Considerations when contemplating a prenuptial agreement

On behalf of Stange Law Firm, PC posted in Family Law on Thursday, September 4, 2014.

There is a good chance that no matter where you live, in Missouri or elsewhere, your life has been touched by divorce in some way. So if you are thinking about getting married or remarried, you may be wondering how a prenuptial agreement works and whether you should enter into one before taking your vows.

The concept of a prenuptial agreement is simple: it lets you take more control over things such as particular roles of the spouses during a marriage, as well as personal and marital asset distribution in the event of the breakup of the marriage. This can all be uncomfortable for people to discuss, but prenups can prove to be very useful in helping individuals protect themselves should the worst happen.

Of course, a prenuptial agreement is not required before getting married.

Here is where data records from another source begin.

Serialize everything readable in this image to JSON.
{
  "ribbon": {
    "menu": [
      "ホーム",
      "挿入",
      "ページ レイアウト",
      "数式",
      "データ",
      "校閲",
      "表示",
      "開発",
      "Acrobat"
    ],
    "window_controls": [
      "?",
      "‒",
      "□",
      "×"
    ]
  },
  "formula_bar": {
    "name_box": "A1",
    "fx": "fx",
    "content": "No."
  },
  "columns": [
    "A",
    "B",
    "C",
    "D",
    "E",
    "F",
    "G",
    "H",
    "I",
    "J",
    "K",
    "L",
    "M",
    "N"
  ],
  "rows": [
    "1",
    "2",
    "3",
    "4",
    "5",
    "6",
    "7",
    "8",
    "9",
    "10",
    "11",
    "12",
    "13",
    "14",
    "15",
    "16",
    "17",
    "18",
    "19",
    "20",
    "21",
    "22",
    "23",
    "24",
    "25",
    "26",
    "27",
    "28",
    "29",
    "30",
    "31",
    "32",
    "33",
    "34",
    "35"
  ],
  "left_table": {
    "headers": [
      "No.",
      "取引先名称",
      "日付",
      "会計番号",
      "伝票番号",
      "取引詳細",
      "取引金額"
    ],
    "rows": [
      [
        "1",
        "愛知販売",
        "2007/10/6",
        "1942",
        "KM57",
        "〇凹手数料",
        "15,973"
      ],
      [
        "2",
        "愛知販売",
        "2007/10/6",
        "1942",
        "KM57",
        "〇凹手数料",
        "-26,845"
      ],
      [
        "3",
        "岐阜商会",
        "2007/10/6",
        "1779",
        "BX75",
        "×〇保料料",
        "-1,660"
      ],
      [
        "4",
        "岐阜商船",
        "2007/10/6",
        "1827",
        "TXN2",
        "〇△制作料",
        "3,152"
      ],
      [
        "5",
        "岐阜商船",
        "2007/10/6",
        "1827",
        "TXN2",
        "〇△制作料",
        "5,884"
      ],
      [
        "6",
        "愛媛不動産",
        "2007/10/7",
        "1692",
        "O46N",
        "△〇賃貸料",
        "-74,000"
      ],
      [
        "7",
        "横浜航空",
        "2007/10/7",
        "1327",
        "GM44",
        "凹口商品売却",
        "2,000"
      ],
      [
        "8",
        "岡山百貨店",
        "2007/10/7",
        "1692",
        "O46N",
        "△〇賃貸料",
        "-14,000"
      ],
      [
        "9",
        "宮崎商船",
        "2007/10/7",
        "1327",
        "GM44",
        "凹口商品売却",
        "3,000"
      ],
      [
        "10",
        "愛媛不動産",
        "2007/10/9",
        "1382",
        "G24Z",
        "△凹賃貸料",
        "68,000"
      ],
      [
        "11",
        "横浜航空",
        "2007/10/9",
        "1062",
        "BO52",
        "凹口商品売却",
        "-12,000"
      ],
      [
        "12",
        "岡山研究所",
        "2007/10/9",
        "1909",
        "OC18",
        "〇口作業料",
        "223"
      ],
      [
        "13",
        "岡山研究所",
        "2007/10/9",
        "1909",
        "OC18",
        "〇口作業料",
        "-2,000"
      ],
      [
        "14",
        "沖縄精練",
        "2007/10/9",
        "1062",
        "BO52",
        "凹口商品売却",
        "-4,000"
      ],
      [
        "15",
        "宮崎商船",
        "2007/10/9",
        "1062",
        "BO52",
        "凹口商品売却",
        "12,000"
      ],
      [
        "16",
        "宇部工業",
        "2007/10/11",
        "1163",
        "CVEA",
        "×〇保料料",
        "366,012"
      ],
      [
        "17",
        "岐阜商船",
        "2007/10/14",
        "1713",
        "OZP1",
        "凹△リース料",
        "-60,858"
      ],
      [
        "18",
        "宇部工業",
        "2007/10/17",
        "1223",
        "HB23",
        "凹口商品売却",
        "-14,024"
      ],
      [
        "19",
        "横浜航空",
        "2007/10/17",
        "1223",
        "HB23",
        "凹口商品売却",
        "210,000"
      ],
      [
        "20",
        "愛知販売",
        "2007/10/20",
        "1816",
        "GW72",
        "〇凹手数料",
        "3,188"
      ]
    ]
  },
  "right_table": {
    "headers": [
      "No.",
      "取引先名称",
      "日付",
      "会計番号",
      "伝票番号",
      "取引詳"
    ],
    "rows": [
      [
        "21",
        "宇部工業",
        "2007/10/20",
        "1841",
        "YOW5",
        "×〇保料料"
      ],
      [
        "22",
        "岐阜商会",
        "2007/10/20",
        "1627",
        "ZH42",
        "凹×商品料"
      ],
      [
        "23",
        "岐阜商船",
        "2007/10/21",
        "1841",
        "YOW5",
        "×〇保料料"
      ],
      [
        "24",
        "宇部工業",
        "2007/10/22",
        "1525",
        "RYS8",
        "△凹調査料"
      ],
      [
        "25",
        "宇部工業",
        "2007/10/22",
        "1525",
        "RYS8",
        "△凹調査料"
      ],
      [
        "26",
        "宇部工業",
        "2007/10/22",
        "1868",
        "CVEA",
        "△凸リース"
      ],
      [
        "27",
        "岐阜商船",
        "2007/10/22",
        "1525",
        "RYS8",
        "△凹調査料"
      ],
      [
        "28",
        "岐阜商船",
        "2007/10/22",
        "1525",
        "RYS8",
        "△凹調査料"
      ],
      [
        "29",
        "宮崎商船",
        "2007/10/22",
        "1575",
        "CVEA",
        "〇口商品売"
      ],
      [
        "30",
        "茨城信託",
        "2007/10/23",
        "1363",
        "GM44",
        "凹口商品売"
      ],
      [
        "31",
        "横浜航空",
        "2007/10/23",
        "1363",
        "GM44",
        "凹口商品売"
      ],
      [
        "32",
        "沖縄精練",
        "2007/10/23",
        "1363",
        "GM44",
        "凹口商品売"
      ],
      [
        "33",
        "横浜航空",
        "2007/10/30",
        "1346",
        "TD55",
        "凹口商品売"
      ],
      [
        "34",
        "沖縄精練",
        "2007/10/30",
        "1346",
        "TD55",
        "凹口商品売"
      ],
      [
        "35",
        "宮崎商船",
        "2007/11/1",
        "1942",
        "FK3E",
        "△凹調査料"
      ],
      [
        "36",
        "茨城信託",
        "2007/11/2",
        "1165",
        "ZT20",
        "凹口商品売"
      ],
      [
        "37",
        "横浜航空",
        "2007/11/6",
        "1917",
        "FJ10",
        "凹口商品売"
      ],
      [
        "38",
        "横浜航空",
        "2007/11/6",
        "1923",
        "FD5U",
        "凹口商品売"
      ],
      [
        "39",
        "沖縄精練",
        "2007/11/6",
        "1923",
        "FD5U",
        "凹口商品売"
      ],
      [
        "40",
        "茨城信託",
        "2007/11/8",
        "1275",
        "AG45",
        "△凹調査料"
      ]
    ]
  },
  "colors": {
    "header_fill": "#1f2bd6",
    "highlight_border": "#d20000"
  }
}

But in some situations, such as when you may have certain assets that you do not want to potentially leave to the discretion of Missouri’s divorce laws and a judge; it may make sense to consider one with your spouse-to-be.

Prenuptial agreements are basically like any other form of contract. While they are enforceable under the law if they are valid, there are a number of potential pitfalls to watch out for when writing one. As with any legal document, prenuptial agreements should be carefully drafted by someone with knowledge of family law.

A carefully drafted document must avoid provisions that are illegal or unenforceable due to other legal obligations. One example is a prenuptial agreement that attempts to override Missouri’s law with regard to child support obligations.

Prenuptial agreements are common enough today that some people may be tempted to write their own. But without the advice of an attorney, a prenuptial agreement can have consequences that are worse than if one had never been written at all. As with most legal documents, a prenuptial agreement is not a “one size fits all” proposition. Each marriage is as unique as the individuals in it, and marital legal decisions should reflect that.